The company that has gone down in collective memory, in addition to its innovative toys and its Kiconico mascot, for the double blue door of its stores, a large one for adults and a small one for children, lost the battle for survival in August of the year past. Its last CEO, Federico Carrillo, did not reach an agreement with banks and suppliers, and the company went bankrupt. The liquidation process is now closed, but the shutters of this toy store of Zaragoza origin began to come down several years ago.
Imaginarium was founded by Félix Tena in 1992 as a value-added multichannel retail company with its own design and brand, specialized in the sale of toys and products for children with a very innovative approach. The model was very successful and opened 420 stores spread across about 20 countries that employed around 800 people. Its turnover exceeded 100 million euros. Venture capital funds such as 3i and L Capital (linked to LVMH) underpinned this growth, which however began to falter in 2008. The economic crisis, together with internal management errors, a meteoric expansion and the fall in corporate spending families, put the company in a complicated situation.

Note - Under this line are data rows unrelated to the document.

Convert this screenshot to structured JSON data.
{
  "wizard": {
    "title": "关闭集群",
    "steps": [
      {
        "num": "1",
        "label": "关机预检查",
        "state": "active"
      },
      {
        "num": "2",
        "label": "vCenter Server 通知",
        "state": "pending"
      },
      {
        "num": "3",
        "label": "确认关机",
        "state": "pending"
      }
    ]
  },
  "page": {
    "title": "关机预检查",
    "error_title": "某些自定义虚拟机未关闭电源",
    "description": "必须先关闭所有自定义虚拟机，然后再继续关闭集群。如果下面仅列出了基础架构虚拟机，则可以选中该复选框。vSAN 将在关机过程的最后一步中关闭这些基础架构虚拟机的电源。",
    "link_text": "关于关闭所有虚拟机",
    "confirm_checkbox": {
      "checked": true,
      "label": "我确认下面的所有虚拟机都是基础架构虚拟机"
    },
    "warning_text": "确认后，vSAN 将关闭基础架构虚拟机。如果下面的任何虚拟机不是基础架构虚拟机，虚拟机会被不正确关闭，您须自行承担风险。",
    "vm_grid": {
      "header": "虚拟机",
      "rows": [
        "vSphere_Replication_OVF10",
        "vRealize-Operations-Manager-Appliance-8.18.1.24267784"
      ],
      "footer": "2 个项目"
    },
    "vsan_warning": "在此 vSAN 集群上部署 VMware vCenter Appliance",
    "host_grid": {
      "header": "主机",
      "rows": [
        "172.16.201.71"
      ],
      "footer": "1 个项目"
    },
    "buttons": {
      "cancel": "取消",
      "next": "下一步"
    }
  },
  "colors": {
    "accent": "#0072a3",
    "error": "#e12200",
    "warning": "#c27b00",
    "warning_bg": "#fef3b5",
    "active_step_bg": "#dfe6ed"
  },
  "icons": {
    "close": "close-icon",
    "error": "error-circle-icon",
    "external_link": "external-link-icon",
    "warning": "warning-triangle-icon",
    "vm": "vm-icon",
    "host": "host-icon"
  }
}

Despite everything, the toy company, determined to boost its international expansion and overcome the slump, went public on the BME Growth in 2009. Imaginarium also expanded its concept and brand far beyond toys. It had cosmetic lines, clothing, a publishing house, a musical show and a travel agency. It manufactured in 30 countries, and more than 500,000 families were members of its club. But at the same time, the debts due to the expansion began to increase, and in 2013 it entered into losses.
Between 2016 and 2017, the company achieved losses of around nine million euros in each year. At the end of 2017, Imaginarium was sold to a group of South American investors, with former Costa Rican Finance Minister Federico Carrillo at the helm, which implied the departure of the founder, Félix Tena.
The group had the intention of refloating the company, but it was not possible. Four years later, in 2021, the general meeting of shareholders announced that the company’s losses were 13 million euros. The following month, the company began negotiating an ERE with the works council for 110 of its around 140 workers, although an agreement was not reached. Then the closure of 95% of its stores began, leaving only those in Zaragoza and Malaga, which have closed between August 2023 and the first quarter of 2024. And what remained, online sales, closed this April 2 .
All that remains, as an irreducible Gallic village, is a store in León that will continue to operate normally with the name Imaginarium and the double blue door that, because it is an associated franchise, can maintain the image. Nostalgic people can make a pilgrimage there, if they wish.